Poker Playing AI Beats Chinese World Series of Poker Veteran
Poker Playing AI Beats Chinese World Series of Poker Veteran
April 10, 2017
Yet another poker player has fallen at the hands of an AI program, signalling that people are still unable to call AI's bluff...
It no longer surprises us when we hear of AI beating professionals at their own game, but what we really need to take into account is how important these victories are for the advancement of the new technology. Companies like Google and Tencent have made huge leaps forward in their G0-playing AI: DeepMind's AlphaGo for instance will be taking on China's Go champion next month, and Tencent's developed an AI system that may be able to rival AlphaGo, in FineArt.
However, Go isn't the only game in which AI excels. DeepMind's AI is becoming better at, and learning from, playing Atari video games and can attain high scores that we humans can only dream of. Yet, with it's focus on reading human reactions, you wouldn't necessarily think that AI could be good at poker, but it turns out to be so. Back in March, an AI called DeepStack managed to beat professional poker players at their own game, and it's happened again.
Alan Du, a venture capitalist and World Series of Poker veteran, was humiliated at the hands of and AI program called Lengpudashi, a.k.a. the "cold poker master". The updated version of the Libratus artificial intelligence program, which incidentally managed to beat four of the world's most foremost poker players back in January, found itself victorious once again over one of the world's most respected poker players.
However, one of the reasons why this particular triumph is of note is due to the fact that Du was backed by a team of 5 people, who all had an understanding of machine learning. Du's crack team, called Team Dragons, incorporated a former Oracle engineer and startup entrepreneurs, who attempted to apply their respective backgrounds in machine learning to defeating the poker playing AI, but it was to no avail, since Du was well and truly beaten.
Du and his team played 36,000 hands against Lengpudashi over the course of five days, and on Monday it was announced at a resort conference centre on China’s Hainan island, that the poker playing AI won by quite an embarrassing margin.

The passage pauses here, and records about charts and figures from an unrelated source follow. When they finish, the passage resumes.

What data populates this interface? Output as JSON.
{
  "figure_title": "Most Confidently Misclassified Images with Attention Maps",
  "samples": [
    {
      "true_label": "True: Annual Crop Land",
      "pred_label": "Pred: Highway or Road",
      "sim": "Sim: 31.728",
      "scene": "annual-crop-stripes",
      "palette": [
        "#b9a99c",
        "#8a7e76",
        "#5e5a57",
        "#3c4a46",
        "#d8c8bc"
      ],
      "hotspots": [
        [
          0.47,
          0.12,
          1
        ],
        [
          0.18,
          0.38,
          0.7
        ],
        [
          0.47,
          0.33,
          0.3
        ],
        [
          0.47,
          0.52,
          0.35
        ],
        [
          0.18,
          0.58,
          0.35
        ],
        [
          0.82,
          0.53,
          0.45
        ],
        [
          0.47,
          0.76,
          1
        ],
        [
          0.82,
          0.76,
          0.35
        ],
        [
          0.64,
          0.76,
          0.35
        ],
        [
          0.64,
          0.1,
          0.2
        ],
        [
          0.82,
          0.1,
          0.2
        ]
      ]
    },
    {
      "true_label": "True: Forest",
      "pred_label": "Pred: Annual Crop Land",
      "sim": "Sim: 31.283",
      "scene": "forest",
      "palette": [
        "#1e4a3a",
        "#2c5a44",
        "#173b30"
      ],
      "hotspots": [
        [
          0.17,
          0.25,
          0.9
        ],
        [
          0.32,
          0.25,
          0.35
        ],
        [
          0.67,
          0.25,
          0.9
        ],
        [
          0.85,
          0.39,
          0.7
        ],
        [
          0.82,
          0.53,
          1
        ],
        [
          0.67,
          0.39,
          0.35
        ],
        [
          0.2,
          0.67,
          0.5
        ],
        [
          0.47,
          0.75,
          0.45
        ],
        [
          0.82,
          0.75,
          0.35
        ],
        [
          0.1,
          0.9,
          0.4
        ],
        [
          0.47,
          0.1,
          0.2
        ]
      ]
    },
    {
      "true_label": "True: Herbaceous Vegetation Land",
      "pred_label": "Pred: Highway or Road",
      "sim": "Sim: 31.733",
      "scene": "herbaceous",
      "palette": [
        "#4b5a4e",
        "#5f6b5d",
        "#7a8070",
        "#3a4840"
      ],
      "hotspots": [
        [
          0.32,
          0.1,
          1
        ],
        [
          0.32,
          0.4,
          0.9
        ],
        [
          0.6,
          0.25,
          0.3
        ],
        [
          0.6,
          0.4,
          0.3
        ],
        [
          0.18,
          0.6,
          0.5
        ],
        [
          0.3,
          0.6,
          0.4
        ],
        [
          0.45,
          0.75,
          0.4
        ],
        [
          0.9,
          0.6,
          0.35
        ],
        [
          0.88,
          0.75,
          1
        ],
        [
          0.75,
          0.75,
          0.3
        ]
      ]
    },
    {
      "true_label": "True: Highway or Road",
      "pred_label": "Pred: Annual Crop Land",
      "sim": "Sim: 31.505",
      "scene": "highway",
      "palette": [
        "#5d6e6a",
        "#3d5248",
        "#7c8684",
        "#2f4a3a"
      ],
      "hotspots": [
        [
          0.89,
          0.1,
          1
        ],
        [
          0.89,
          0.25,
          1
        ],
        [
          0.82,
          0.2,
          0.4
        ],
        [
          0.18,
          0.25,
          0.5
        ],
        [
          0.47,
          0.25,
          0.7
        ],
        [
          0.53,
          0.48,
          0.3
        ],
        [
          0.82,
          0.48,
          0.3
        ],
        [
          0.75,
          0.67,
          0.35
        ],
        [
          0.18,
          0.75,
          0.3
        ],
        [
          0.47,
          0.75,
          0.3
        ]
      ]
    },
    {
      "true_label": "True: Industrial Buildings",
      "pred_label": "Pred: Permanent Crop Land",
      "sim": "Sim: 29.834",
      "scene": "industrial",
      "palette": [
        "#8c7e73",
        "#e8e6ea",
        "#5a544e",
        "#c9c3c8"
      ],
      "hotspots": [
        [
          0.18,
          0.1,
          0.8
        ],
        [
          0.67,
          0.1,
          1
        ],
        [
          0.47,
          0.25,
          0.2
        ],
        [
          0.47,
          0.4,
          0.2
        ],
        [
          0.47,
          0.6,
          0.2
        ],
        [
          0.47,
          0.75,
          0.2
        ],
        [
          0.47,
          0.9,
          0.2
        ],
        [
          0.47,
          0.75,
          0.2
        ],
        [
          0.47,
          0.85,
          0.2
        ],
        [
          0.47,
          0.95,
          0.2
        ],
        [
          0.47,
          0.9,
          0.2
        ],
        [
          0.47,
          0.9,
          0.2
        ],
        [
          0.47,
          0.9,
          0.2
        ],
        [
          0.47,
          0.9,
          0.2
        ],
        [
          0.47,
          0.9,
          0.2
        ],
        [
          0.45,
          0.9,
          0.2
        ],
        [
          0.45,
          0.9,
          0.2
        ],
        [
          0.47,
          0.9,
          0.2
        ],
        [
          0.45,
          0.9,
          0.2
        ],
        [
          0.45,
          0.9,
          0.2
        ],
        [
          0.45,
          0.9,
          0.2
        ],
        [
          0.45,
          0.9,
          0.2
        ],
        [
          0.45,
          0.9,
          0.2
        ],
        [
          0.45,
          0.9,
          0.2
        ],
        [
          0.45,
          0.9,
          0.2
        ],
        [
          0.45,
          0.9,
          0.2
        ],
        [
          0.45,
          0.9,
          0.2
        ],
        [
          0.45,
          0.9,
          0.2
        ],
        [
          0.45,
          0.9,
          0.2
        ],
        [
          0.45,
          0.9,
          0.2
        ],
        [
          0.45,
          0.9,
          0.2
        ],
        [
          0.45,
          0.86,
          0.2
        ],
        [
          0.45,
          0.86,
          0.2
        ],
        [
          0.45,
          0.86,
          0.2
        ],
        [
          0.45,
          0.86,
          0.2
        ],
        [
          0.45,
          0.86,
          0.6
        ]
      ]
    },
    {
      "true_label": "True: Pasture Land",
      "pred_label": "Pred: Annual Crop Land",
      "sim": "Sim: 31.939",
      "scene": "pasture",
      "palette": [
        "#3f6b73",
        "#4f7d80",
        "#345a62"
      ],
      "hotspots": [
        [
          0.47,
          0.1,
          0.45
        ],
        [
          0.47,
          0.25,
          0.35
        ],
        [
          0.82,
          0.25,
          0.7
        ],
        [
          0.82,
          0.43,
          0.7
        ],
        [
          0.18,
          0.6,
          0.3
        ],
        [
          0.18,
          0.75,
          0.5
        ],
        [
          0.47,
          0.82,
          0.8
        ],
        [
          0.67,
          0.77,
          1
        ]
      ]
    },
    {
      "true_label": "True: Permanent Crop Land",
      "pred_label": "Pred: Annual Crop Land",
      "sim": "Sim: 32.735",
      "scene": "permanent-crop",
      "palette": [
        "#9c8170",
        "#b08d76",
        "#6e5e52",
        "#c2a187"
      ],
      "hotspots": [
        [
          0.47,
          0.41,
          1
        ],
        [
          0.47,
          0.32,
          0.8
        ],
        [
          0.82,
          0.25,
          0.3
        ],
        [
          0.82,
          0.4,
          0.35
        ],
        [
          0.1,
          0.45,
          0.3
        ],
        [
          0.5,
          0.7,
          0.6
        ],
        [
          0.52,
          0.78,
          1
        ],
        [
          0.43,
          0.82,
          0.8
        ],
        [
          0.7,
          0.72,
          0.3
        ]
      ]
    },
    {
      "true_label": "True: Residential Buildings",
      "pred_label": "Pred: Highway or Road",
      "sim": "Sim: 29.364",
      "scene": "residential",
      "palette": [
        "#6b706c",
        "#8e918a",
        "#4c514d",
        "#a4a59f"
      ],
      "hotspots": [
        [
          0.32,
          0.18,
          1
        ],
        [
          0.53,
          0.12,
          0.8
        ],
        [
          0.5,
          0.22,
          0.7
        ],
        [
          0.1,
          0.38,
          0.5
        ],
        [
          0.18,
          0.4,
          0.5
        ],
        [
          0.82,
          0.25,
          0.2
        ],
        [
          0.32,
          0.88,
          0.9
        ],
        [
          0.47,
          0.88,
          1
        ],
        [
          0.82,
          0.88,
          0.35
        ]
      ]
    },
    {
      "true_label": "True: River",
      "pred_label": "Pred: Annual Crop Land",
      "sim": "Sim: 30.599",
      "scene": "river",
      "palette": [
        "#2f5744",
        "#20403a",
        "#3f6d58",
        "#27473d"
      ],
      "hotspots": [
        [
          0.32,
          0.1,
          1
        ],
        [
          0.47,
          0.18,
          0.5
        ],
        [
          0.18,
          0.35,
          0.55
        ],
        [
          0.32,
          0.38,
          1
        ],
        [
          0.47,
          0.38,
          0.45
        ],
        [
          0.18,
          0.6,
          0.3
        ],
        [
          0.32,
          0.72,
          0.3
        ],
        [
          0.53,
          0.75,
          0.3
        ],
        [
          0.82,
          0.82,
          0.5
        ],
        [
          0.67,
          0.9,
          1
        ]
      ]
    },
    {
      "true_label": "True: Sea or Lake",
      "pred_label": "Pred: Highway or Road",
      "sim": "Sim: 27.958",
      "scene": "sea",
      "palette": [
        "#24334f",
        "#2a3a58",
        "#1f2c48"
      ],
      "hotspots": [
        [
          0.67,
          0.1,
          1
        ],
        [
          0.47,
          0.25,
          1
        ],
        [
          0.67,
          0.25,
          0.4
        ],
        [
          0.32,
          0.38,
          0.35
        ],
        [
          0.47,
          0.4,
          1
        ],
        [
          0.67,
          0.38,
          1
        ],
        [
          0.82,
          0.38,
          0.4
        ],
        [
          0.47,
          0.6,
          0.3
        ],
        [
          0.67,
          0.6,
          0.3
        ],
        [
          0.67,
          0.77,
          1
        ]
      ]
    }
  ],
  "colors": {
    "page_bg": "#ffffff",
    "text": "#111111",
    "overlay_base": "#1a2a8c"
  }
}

Researchers find developing AI with the specific intention of playing poker a fascinating venture since the game relies so heavily on complex betting strategies, luck and of course, the ability to bluff. It offers a very different challenge to other games like Go, chess, or even video games, where everything is far more controlled and regulated.
This AI exhibition was organised by Kai-Fu Lee, a former executive of Apple, Microsoft and Google, and is currently the CEO of Sinovation Ventures, which invests in promising AI start-ups in China and the United States. It didn't quite get the coverage that AlphaGo's big victory over South Korea's Lee Sedol in Seoul last year did.
However, professor of computer science at Carnegie Mellon university, Tuomas Sandholm, who's been working of the poker playing AI since 2004, said the real reason they put so much effort into honing AI's skills at playing games like chess, Go and poker is in order to improve these systems' decision-making abilities. He went on the claim that these skills could then be adapted to business, finance, and cybersecurity.